When my anxiety spikes, Hasbunallah wa ni’mal Wakeel comes to mind before the spiral even starts. Not because I’m some elevated spiritual person. Just because I’ve said it enough times that my brain goes there first now. That’s what repetition does. It creates pathways. And when the thing you’re repeating is true—when it reflects reality, not just what you hope is true—those pathways lead somewhere solid. Affirmations try to create reality through belief. Adhkar align you with a reality that already exists. And that’s the difference.

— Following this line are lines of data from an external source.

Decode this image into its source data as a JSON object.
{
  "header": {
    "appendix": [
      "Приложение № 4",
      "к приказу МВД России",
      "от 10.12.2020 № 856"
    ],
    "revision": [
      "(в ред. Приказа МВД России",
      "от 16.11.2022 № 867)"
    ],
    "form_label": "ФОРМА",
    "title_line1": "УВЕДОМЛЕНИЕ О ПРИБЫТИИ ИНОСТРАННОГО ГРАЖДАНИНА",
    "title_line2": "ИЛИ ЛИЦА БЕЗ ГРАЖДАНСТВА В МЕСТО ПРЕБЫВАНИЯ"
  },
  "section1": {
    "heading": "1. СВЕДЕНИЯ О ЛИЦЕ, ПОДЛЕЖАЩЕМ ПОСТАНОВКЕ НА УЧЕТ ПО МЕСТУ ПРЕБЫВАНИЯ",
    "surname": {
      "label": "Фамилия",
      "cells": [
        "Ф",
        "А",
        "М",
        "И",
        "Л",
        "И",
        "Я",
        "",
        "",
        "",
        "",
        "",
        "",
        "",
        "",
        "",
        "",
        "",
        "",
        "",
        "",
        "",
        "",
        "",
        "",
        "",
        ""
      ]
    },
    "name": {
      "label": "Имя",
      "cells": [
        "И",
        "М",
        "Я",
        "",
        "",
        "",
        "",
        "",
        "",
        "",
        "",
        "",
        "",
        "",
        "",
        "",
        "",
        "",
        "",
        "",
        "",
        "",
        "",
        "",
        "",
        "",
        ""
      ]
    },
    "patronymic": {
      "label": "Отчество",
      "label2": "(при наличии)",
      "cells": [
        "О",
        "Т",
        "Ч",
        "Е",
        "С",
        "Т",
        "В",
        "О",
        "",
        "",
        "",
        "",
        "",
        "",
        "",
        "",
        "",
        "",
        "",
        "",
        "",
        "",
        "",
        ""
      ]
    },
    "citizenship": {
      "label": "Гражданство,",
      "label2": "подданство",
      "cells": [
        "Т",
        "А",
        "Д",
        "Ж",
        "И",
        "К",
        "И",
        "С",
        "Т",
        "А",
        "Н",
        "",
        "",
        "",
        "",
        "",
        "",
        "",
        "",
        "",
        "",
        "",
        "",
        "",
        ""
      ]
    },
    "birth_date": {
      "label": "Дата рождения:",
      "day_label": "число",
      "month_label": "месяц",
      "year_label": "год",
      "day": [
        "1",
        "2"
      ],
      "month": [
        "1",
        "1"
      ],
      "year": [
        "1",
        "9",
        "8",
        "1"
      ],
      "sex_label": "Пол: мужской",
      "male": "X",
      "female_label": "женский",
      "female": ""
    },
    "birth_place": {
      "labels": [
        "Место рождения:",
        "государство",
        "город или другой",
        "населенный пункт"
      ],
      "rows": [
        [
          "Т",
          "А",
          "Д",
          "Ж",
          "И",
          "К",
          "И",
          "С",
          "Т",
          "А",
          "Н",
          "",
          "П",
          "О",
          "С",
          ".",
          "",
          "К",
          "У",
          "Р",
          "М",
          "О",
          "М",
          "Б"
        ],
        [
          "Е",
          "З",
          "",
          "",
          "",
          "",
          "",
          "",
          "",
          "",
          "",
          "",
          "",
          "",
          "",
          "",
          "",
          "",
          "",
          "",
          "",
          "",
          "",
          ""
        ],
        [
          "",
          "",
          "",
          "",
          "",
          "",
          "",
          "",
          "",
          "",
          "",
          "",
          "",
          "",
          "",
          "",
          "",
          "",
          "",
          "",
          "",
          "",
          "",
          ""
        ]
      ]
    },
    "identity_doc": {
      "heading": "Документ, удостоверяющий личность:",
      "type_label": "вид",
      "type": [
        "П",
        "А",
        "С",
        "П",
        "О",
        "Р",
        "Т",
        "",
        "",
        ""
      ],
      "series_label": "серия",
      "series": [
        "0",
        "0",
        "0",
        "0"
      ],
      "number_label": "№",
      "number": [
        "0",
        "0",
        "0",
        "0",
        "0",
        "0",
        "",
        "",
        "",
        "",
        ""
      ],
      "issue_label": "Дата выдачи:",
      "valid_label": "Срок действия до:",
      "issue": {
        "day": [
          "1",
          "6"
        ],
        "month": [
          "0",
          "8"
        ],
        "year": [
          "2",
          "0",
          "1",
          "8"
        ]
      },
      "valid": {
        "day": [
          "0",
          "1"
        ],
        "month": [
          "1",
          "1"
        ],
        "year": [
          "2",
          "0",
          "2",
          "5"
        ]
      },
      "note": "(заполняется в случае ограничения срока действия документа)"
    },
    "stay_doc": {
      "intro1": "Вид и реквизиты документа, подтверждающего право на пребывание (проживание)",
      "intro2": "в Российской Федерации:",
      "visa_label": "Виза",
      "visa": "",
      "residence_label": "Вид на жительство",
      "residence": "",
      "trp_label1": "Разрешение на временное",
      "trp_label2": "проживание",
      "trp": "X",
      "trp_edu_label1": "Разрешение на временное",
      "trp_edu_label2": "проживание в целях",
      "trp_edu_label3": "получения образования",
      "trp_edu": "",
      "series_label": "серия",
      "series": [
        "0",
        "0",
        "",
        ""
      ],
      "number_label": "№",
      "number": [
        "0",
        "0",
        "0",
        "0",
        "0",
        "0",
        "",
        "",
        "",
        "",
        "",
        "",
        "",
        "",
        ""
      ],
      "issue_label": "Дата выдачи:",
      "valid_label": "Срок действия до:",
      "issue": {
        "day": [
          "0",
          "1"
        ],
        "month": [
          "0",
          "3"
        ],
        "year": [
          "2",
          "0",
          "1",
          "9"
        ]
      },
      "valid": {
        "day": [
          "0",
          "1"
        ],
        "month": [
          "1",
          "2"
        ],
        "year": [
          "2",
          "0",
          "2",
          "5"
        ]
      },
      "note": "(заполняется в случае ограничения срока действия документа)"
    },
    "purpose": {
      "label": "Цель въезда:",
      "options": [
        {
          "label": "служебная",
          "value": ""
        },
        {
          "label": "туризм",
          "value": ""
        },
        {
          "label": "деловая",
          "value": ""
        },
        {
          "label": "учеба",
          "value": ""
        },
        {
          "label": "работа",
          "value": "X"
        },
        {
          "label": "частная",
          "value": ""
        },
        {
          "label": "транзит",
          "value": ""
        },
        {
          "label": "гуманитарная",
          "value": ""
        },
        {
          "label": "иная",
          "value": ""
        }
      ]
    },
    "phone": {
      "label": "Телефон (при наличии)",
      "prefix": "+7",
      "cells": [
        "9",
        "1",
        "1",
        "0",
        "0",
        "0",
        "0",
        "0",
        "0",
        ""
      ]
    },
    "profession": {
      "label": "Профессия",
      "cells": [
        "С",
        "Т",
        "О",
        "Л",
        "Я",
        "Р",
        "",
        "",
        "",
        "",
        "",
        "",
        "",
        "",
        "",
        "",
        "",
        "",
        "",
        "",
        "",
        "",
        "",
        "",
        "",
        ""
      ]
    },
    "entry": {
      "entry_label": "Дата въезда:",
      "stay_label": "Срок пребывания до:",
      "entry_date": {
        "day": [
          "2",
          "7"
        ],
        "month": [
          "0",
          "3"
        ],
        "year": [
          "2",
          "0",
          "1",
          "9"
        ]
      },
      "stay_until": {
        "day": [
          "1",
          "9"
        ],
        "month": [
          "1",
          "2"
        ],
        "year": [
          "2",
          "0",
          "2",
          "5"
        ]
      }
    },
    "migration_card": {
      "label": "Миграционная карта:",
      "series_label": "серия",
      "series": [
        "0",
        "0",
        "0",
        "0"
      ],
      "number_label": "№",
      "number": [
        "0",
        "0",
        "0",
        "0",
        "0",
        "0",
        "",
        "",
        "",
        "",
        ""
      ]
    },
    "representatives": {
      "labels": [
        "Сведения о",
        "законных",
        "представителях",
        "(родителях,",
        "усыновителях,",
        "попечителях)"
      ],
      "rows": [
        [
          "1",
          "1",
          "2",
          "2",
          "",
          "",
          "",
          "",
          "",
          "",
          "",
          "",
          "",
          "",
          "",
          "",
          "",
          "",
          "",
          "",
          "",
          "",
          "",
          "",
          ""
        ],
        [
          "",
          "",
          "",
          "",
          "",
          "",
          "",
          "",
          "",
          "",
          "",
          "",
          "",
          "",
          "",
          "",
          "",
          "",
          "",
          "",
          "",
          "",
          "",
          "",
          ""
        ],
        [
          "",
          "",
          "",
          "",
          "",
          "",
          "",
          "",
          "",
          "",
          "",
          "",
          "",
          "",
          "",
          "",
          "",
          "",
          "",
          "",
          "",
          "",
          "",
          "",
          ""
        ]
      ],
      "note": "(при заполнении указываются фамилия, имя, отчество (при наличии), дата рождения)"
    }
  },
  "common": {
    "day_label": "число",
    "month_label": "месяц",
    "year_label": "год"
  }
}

So if you’ve been treating adhkar like affirmations, like tools to boost your mood or fix your mindset, start to think about what you’re actually saying. Think about who you’re saying it to. These aren’t words you came up with to make yourself feel better. These are words the Prophet (SAW) taught you. Words the muslims have been saying for over a thousand years. Words that reflect the nature of reality itself. They’re not here to serve your agenda. They’re here to recalibrate your entire frame.
Again, stop asking what the adhkar can do for you and start asking what they’re teaching you about Allah. Because once you actually understand that, once you believe what you’re saying, the transformation isn’t something you have to work for. It just happens. Because truth, when you align yourself with it, doesn’t leave you the same.
Closing Reflection
This week, Dear Reader, pay attention to the adhkar you say. Do you know what they mean? Do you believe them when you say them? Or are they just sounds, words you hope will protect you without actually anchoring you? The beauty and strength of adhkar isn’t in the repetition alone. It’s in the belief behind them. So learn what you’re saying. Reflect on it. Let it settle. And see how the world looks when what you reach for first isn’t your own strength, but Allah’s.




-this is beautiful; “Adhkar work differently. They’re not about building yourself up. They’re about recognizing who Allah is and where you actually stand in relation to Him. The foundation isn’t you. It’s Him. And that makes all the difference.”